Miss Buckner swung around, struck. "Yo' t'ink so, he, his dat wha' yo' t'ink? Well, yo' bess mek up unna mind—all o' unna! Well, wha' a bunch o' lazy ongrateful bitches de whole carload of unna is, dough he?"

Suddenly she broke off, anger seaming her brow. "Unna don't know me his hindebted to him, no? Unna don't know dat hif hit wasn't farrim a lot o' t'ings wha' go awn up yah, would be street property long ago—an' some o' we yo' see spo'tin' roun' yah would be some way else, an' diffrant altogaddah."

"Ah know not me."

"Ah know Oi ain't owe nobody nothin'—"

"Yo' think yo' don't! But don't fool your-selves, children, there is more to make the mare go than you think—I see that now."

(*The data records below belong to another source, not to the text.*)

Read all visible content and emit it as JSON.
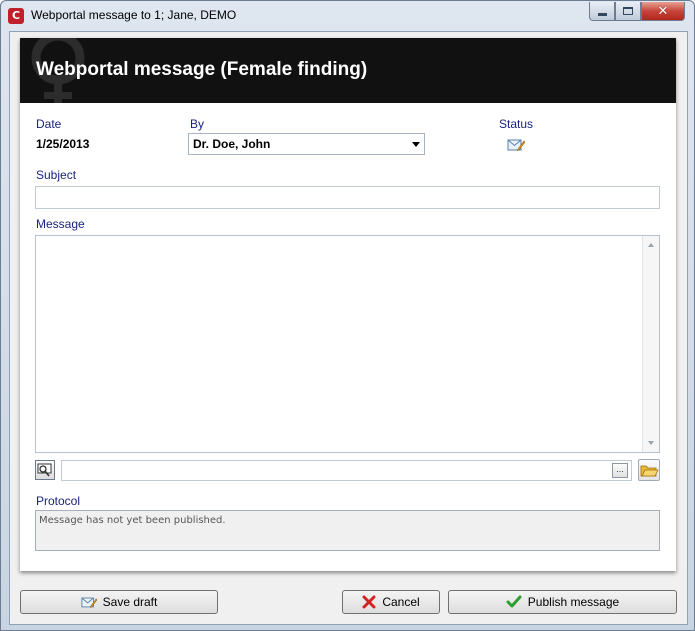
{
  "window": {
    "title": "Webportal message to 1; Jane, DEMO"
  },
  "header": {
    "title": "Webportal message (Female finding)"
  },
  "fields": {
    "date_label": "Date",
    "date_value": "1/25/2013",
    "by_label": "By",
    "by_selected": "Dr. Doe, John",
    "status_label": "Status",
    "subject_label": "Subject",
    "subject_value": "",
    "message_label": "Message",
    "message_value": "",
    "attachment_value": "",
    "attachment_browse_label": "...",
    "protocol_label": "Protocol",
    "protocol_text": "Message has not yet been published."
  },
  "buttons": {
    "save_draft": "Save draft",
    "cancel": "Cancel",
    "publish": "Publish message"
  },
  "colors": {
    "label": "#1a237e",
    "header_bg": "#111111",
    "cancel_icon": "#d22222",
    "publish_icon": "#2e9e2e"
  },
  "icons": {
    "app": "app-logo-icon",
    "status": "envelope-edit-icon",
    "attach": "magnifier-screen-icon",
    "folder": "folder-open-icon",
    "save": "envelope-edit-icon",
    "cancel": "x-icon",
    "publish": "checkmark-icon"
  }
}
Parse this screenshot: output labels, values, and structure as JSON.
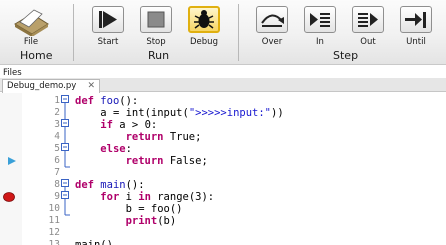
{
  "toolbar": {
    "file": {
      "label": "File",
      "group": "Home"
    },
    "run": {
      "group": "Run",
      "start": "Start",
      "stop": "Stop",
      "debug": "Debug"
    },
    "step": {
      "group": "Step",
      "over": "Over",
      "in": "In",
      "out": "Out",
      "until": "Until"
    }
  },
  "files": {
    "label": "Files",
    "tab": "Debug_demo.py",
    "tab_close": "✕"
  },
  "editor": {
    "lines": [
      {
        "num": "1",
        "code": "def foo():"
      },
      {
        "num": "2",
        "code": "    a = int(input(\">>>>>input:\"))"
      },
      {
        "num": "3",
        "code": "    if a > 0:"
      },
      {
        "num": "4",
        "code": "        return True;"
      },
      {
        "num": "5",
        "code": "    else:"
      },
      {
        "num": "6",
        "code": "        return False;"
      },
      {
        "num": "7",
        "code": ""
      },
      {
        "num": "8",
        "code": "def main():"
      },
      {
        "num": "9",
        "code": "    for i in range(3):"
      },
      {
        "num": "10",
        "code": "        b = foo()"
      },
      {
        "num": "11",
        "code": "        print(b)"
      },
      {
        "num": "12",
        "code": ""
      },
      {
        "num": "13",
        "code": "main()"
      }
    ]
  },
  "markers": {
    "current_line": 6,
    "breakpoint_line": 9
  },
  "colors": {
    "keyword": "#b0006a",
    "function": "#1818b8",
    "string": "#1818d0",
    "line_number": "#8a8a8a",
    "breakpoint": "#d01818",
    "current_line": "#3aa0d8"
  },
  "icons": {
    "file": "folder-document-icon",
    "start": "play-icon",
    "stop": "stop-icon",
    "debug": "bug-icon",
    "over": "step-over-icon",
    "in": "step-in-icon",
    "out": "step-out-icon",
    "until": "step-until-icon",
    "current": "current-line-arrow-icon",
    "breakpoint": "breakpoint-icon"
  }
}
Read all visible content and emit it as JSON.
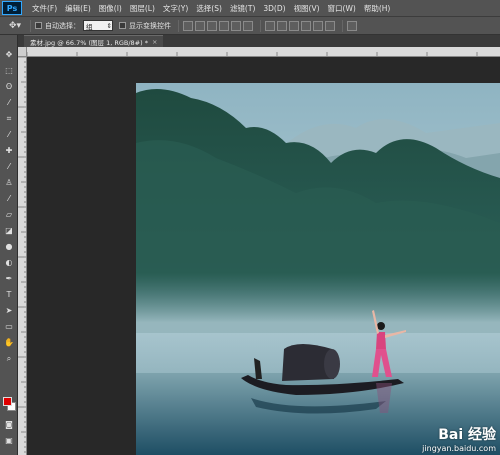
{
  "app": {
    "logo": "Ps"
  },
  "menu": [
    "文件(F)",
    "编辑(E)",
    "图像(I)",
    "图层(L)",
    "文字(Y)",
    "选择(S)",
    "滤镜(T)",
    "3D(D)",
    "视图(V)",
    "窗口(W)",
    "帮助(H)"
  ],
  "options": {
    "tool_icon": "move-tool-icon",
    "auto_select_label": "自动选择：",
    "auto_select_value": "组",
    "show_transform_label": "显示变换控件"
  },
  "document": {
    "tab_title": "素材.jpg @ 66.7% (图层 1, RGB/8#) *",
    "close_glyph": "×"
  },
  "colors": {
    "foreground": "#e00000",
    "background": "#ffffff"
  },
  "watermark": {
    "brand": "Bai 经验",
    "url": "jingyan.baidu.com"
  }
}
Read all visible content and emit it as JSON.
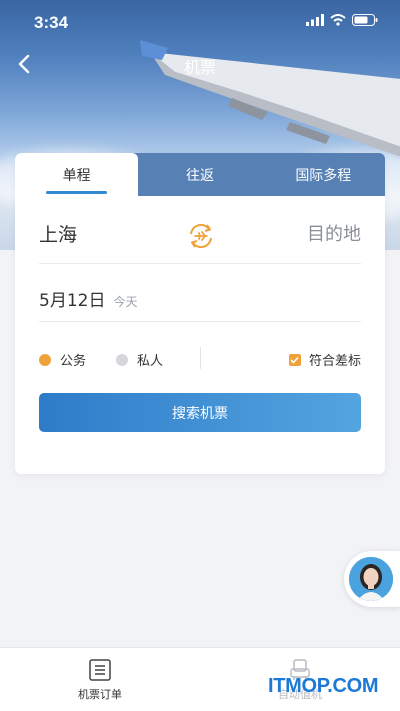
{
  "status_bar": {
    "time": "3:34"
  },
  "nav": {
    "title": "机票"
  },
  "tabs": [
    {
      "label": "单程",
      "active": true
    },
    {
      "label": "往返",
      "active": false
    },
    {
      "label": "国际多程",
      "active": false
    }
  ],
  "route": {
    "from": "上海",
    "to": "目的地"
  },
  "date": {
    "value": "5月12日",
    "hint": "今天"
  },
  "trip_type": {
    "options": [
      {
        "label": "公务",
        "selected": true,
        "color": "#f0a23a"
      },
      {
        "label": "私人",
        "selected": false,
        "color": "#d4d6da"
      }
    ],
    "policy_checkbox": {
      "label": "符合差标",
      "checked": true
    }
  },
  "search_button": {
    "label": "搜索机票"
  },
  "bottom_nav": [
    {
      "label": "机票订单",
      "icon": "order-list-icon"
    },
    {
      "label": "自动值机",
      "icon": "seat-icon"
    }
  ],
  "watermark": {
    "text": "ITMOP.COM"
  },
  "colors": {
    "accent": "#2e7cc9",
    "orange": "#f0a23a"
  }
}
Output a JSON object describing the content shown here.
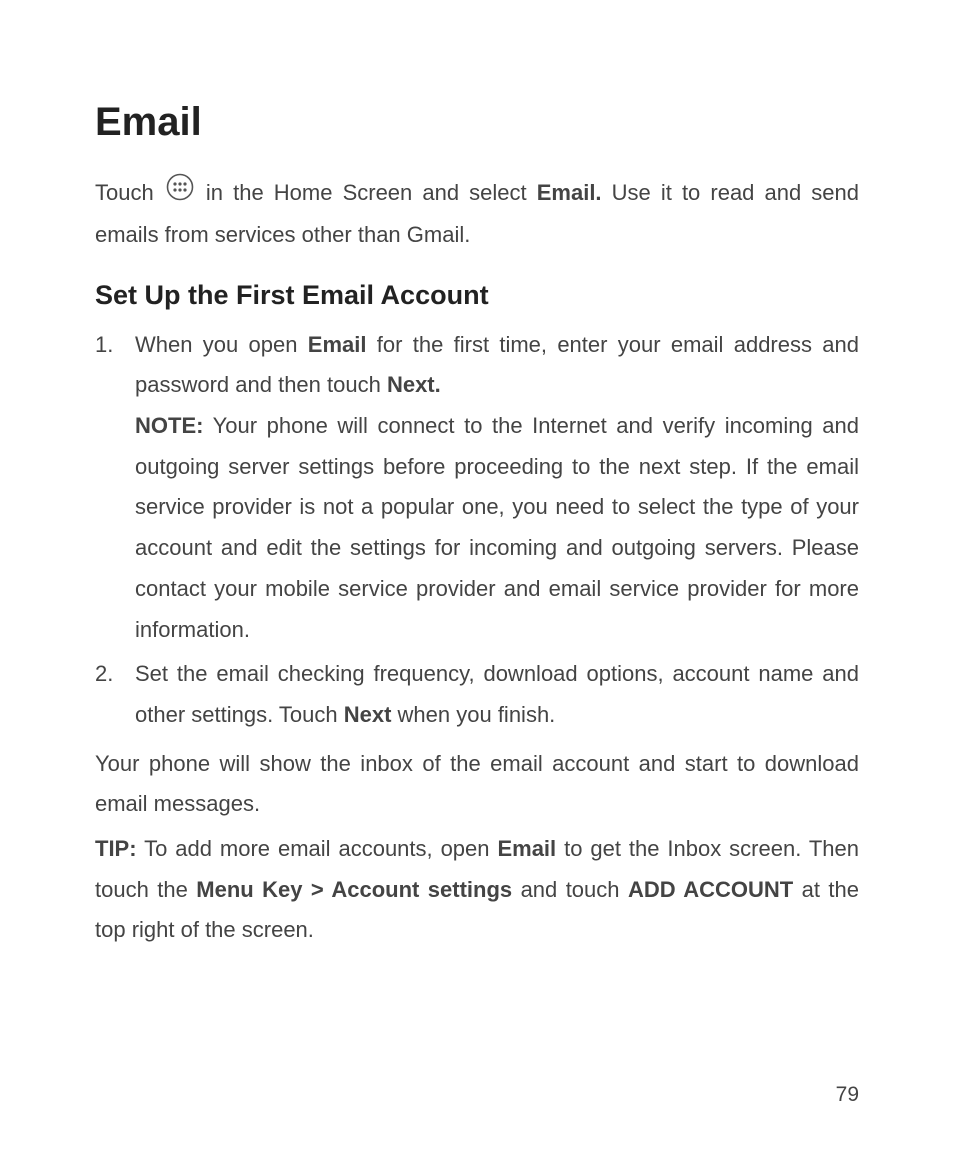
{
  "heading": "Email",
  "intro": {
    "before_icon": "Touch ",
    "after_icon_1": " in the Home Screen and select ",
    "email_bold": "Email.",
    "after_email": " Use it to read and send emails from services other than Gmail."
  },
  "subheading": "Set Up the First Email Account",
  "steps": [
    {
      "part1": "When you open ",
      "bold1": "Email",
      "part2": " for the first time, enter your email address and password and then touch ",
      "bold2": "Next.",
      "note_label": "NOTE:",
      "note_text": " Your phone will connect to the Internet and verify incoming and outgoing server settings before proceeding to the next step. If the email service provider is not a popular one, you need to select the type of your account and edit the settings for incoming and outgoing servers. Please contact your mobile service provider and email service provider for more information."
    },
    {
      "part1": "Set the email checking frequency, download options, account name and other settings. Touch ",
      "bold1": "Next",
      "part2": " when you finish."
    }
  ],
  "conclusion": "Your phone will show the inbox of the email account and start to download email messages.",
  "tip": {
    "label": "TIP:",
    "part1": " To add more email accounts, open ",
    "bold1": "Email",
    "part2": " to get the Inbox screen. Then touch the ",
    "bold2": "Menu Key > Account settings",
    "part3": " and touch ",
    "bold3": "ADD ACCOUNT",
    "part4": " at the top right of the screen."
  },
  "page_number": "79"
}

She busied herself gathering up glasses, flouncing off to the pantry.

The Palm Porch was not a canteen, it was a house. But it was a house of lavish self-containment. It was split up in rooms, following a style of architecture which was the flair of the Isthmian realtors, and each room opened out on the porch. Each had, too, an armor of leafy laces; shining dust and scarlet. Each had its wine and decanters, music and song.

On the squalid world of Colon it was privileged to gaze with hauteur, for Miss Buckner, the owner of the Palm Porch, was a lady of poise, charm and caution. Up around the ribs of the porch she had put a strip of canvas cloth. It shut out eyes effectively. Glancing up, one saw boxes of rosebush and flower vines, but beyond that—nothing. The porch's green paint, the opulent flower pots and growing plants helped to plaster on it the illusion of the tropical jungle.